Belphegor terdiam melihat sosok gadis yang ia juluki putri rapunzel sedang berdiri di depannya, merentangkan tangannya. Apa lagi jika bukan melindungi dirinya dari hujaman pisau sang kakak.
"Oh, kita bertemu lagi, putri rapunzel? Kau harus pergi dari hadapanku sekarang, aku ada perlu dengan pecundangmu, maksudnya, tunanganmu ini."
Gadis itu terlihat sangat ketakutan. Belphegor dapat melihat sendiri bahwa tubuh sang gadis gemetar hebat, tetapi tak sedikitpun ia bergeser dari hadapan sang pangeran kecil. Ia mungkin sangat takut sehingga tak mampu untuk hanya sekedar berbalik atau berkata sesuatu kepada Belphegor. Tapi tak lama kemudian, ia mengambil nafas dan berbicara sekali lagi kepada Rasiel.
"Tuan Rasiel… Mungkin saudaramu memang membuatmu kesal, tetapi perkelahian seperti ini… Anda tidak boleh-"
Pisau yang sedari tadi berada dalam genggaman Rasiel akhirnya melayang dan mendarat tepat di tangan kiri sang gadis. Gadis itu jatuh terduduk dan menangis kesakitan. Belphegor merasakan kaku di badannya, ia tak mampu bergerak untuk menyerang Rasiel atau menyelamatkan gadis itu… Lagipula kenapa ia sempat terpikir untuk menyelamatkan gadis itu?
Rasiel berjalan mendekat kearah mereka berdua. Sekali lagi, Rasiel melemparkan pisaunya; kali ini kearah Belphegor dan sukses ditangkis olehnya. Rasiel hanya berdecak kesal dengan senyum liciknya, lalu menarik rambut sang gadis yang masih bersimpuh memegangi tangannya yang penuh darah.

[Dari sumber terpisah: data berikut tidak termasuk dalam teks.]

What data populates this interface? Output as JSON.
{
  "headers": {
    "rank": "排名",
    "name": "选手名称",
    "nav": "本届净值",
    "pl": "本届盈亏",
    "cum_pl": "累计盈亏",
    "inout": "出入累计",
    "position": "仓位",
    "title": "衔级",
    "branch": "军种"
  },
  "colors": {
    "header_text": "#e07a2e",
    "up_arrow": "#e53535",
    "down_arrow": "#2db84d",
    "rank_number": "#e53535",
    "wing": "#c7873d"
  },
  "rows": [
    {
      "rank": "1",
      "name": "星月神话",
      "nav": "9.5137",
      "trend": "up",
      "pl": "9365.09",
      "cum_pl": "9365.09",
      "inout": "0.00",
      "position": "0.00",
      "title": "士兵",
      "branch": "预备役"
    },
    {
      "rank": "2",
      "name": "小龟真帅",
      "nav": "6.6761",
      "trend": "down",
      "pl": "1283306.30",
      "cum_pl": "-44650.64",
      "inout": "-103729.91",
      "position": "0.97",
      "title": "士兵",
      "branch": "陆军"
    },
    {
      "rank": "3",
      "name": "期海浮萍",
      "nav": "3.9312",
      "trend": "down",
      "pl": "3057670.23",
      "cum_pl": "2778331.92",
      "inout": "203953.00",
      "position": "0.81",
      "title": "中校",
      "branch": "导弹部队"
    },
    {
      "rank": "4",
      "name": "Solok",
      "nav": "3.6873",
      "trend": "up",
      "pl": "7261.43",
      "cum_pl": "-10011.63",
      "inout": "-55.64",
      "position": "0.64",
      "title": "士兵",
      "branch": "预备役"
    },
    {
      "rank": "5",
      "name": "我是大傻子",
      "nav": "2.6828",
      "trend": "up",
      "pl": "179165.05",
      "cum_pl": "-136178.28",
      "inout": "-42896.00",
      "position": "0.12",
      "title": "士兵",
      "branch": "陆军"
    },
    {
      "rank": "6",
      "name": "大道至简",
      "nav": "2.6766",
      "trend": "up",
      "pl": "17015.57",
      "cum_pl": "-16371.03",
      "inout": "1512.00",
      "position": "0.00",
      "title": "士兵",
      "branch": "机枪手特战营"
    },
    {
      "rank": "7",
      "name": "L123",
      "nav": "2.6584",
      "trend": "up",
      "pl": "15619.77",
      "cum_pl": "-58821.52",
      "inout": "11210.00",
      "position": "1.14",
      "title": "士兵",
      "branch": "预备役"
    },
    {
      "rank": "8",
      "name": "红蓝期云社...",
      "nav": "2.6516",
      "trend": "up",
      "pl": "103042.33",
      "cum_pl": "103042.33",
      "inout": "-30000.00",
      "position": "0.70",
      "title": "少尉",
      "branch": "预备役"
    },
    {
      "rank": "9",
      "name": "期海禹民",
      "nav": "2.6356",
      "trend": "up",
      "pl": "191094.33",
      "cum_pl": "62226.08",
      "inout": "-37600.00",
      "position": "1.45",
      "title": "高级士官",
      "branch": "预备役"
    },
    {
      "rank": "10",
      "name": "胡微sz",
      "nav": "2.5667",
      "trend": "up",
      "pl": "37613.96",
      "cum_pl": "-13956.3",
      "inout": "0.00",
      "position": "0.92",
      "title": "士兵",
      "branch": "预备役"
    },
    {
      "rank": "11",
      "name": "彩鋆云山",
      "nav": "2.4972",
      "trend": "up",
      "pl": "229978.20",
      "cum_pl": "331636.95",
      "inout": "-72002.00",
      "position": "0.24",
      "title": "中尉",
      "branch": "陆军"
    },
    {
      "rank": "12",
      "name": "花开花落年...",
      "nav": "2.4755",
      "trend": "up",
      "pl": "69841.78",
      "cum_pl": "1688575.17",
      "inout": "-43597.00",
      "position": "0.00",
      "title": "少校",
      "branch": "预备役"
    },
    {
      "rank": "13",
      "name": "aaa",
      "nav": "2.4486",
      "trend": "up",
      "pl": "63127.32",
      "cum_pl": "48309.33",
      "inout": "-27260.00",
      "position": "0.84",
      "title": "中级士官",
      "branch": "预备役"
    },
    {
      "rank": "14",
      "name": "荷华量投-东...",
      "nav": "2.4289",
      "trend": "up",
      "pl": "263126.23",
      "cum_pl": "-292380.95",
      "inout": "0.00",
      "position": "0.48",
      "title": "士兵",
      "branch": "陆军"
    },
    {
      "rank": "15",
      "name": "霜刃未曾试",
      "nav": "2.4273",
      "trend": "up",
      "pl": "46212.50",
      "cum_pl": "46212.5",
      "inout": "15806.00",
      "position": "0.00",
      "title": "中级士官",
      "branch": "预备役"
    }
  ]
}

"Hei, jadi karena kau adalah tunanganku, kau merasa bahwa sekarang kau bisa memerintahku, begitu? Kau pikir aku menyukaimu? Kau pikir aku akan terkesan dan menjadi luluh karena keberanian, atau lebih tepatnya kelancanganmu itu? Shesheshe, jangan meremehkanku, gadis miskin. Aku bisa saja langsung membunuhmu dihadapan orang- orangmu kemarin, tapi karena aku memutuskan untuk menyiksamu perlahan, kau kuberikan sedikit lebih banyak waktu untuk menikmati hidupmu. Berterimakasihlah kepadaku," ucap Rasiel dengan angkuhnya, ditariknya rambut gadis itu dan membuat sang gadis terpaksa mengikutinya dengan tangan yang masih berdarah, "Kau akan kuberikan pelajaran."
Belphegor terdiam.
Walau hanya selintas, keinginan untuk menyelamatkan gadis itu memang ada.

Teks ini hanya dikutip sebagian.